Um aldeão na Índia desenterrou o corpo da sua irmã e levou-o a um banco para provar os seus restos mortais, apenas para ser informado repetidamente que não poderia levantar dinheiro se ela não estivesse presente.
O incidente ocorreu na filial de Maliposi do Odisha Grameen Bank, no distrito de Keonjhar, no estado oriental de Odisha, na Índia.
As redes de televisão transmitiram imagens do homem carregando o que parecia ser um cadáver parcialmente embrulhado em plástico, com pernas esqueléticas visíveis e penduradas nos ombros.
“Isso criou uma situação muito preocupante nas instalações”, disse o banco.
O homem, identificado como Jitu Munda, tentava há semanas acessar cerca de INR 19.300 (£ 151) da conta de sua irmã mais velha Kalra Munda, que morreu em janeiro após uma doença.
Ele disse que foi repetidamente instruído a trazer o titular da conta pessoalmente, mesmo depois de explicar que ele estava morto.
Segundo relatos, Jeet foi informado por funcionários do banco que ele teria que apresentar documentos oficiais, como uma certidão de óbito, antes de liberar qualquer dinheiro.
No entanto, ele supostamente teve dificuldades para entender o processo e não forneceu os documentos exigidos.
Um aldeão na Índia desenterrou o corpo da sua irmã e levou-o a um banco para provar os seus restos mortais, apenas para ser informado repetidamente que não poderia levantar dinheiro se ela não estivesse presente.
As redes de televisão transmitiram imagens de Munda carregando o que parecia ser um cadáver parcialmente embrulhado em plástico, com pernas esqueléticas visíveis e penduradas nos ombros.
Desesperado, ele foi ao cemitério da aldeia na segunda-feira, 27 de abril, exumou os restos mortais da irmã, envolveu o corpo em um pano e caminhou cerca de 3 quilômetros até a margem.
Chegando lá, ele deixou os restos mortais do lado de fora da agência, causando consternação entre funcionários e clientes e motivando a chamada da polícia.
Funcionários da Delegacia de Polícia de Patna correram para o local.
A polícia disse que Jeetu, um pobre aldeão tribal de Daynali, não entendia as regras bancárias ou o processo legal para reivindicar dinheiro da conta de um parente falecido.
Um funcionário disse: “Ele é uma pessoa tribal analfabeta e não sabe sobre herdeiros legais ou procedimentos de nomeação”, acrescentando que os funcionários do banco não explicaram adequadamente as etapas necessárias.

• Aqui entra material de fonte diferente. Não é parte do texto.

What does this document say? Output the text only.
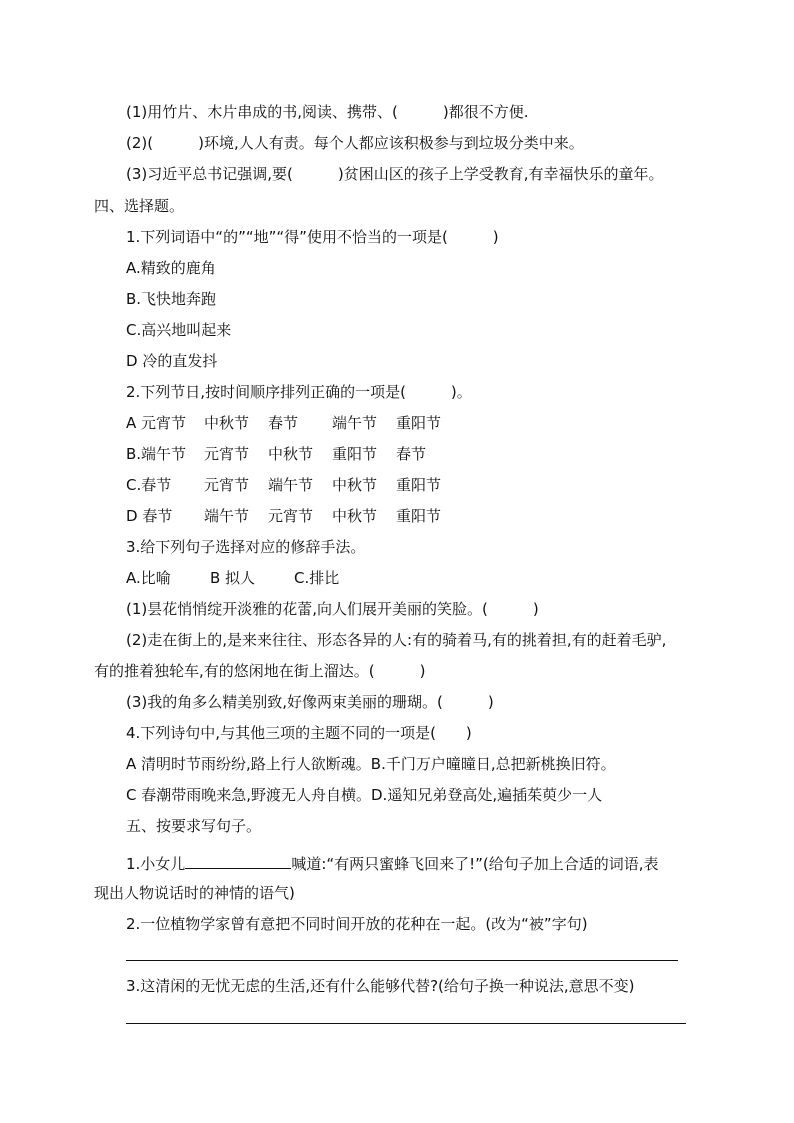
(1)用竹片、木片串成的书,阅读、携带、(　　　)都很不方便.
(2)(　　　)环境,人人有责。每个人都应该积极参与到垃圾分类中来。
(3)习近平总书记强调,要(　　　)贫困山区的孩子上学受教育,有幸福快乐的童年。
四、选择题。
1.下列词语中“的”“地”“得”使用不恰当的一项是(　　　)
A.精致的鹿角
B.飞快地奔跑
C.高兴地叫起来
D 冷的直发抖
2.下列节日,按时间顺序排列正确的一项是(　　　)。
A 元宵节 中秋节 春节 端午节 重阳节
B.端午节 元宵节 中秋节 重阳节 春节
C.春节 元宵节 端午节 中秋节 重阳节
D 春节 端午节 元宵节 中秋节 重阳节
3.给下列句子选择对应的修辞手法。
A.比喻	B 拟人	C.排比
(1)昙花悄悄绽开淡雅的花蕾,向人们展开美丽的笑脸。(　　　)
(2)走在街上的,是来来往往、形态各异的人:有的骑着马,有的挑着担,有的赶着毛驴,
有的推着独轮车,有的悠闲地在街上溜达。(　　　)
(3)我的角多么精美别致,好像两束美丽的珊瑚。(　　　)
4.下列诗句中,与其他三项的主题不同的一项是(　　)
A 清明时节雨纷纷,路上行人欲断魂。B.千门万户曈曈日,总把新桃换旧符。
C 春潮带雨晚来急,野渡无人舟自横。D.遥知兄弟登高处,遍插茱萸少一人
五、按要求写句子。
1.小女儿	喊道:“有两只蜜蜂飞回来了!”(给句子加上合适的词语,表
现出人物说话时的神情的语气)
2.一位植物学家曾有意把不同时间开放的花种在一起。(改为“被”字句)
3.这清闲的无忧无虑的生活,还有什么能够代替?(给句子换一种说法,意思不变)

Jitu Munda disse aos repórteres locais: ‘Por desespero, cavei a sepultura e trouxe os seus restos mortais como prova de morte.’
Posteriormente, as autoridades intervieram e garantiram a Jeetu que o problema seria resolvido e os fundos seriam liberados por canais legais.
Os restos mortais foram posteriormente enterrados novamente sob supervisão policial.
As autoridades locais também confirmaram que a Conta Jeetu é considerada o único requerente sobrevivente do fundo, uma vez que o indicado listado também morreu.
O registo de nascimentos e óbitos é obrigatório na Índia, mas continuam a existir lacunas na documentação, especialmente nas zonas rurais, deixando muitas famílias sem certificados formais.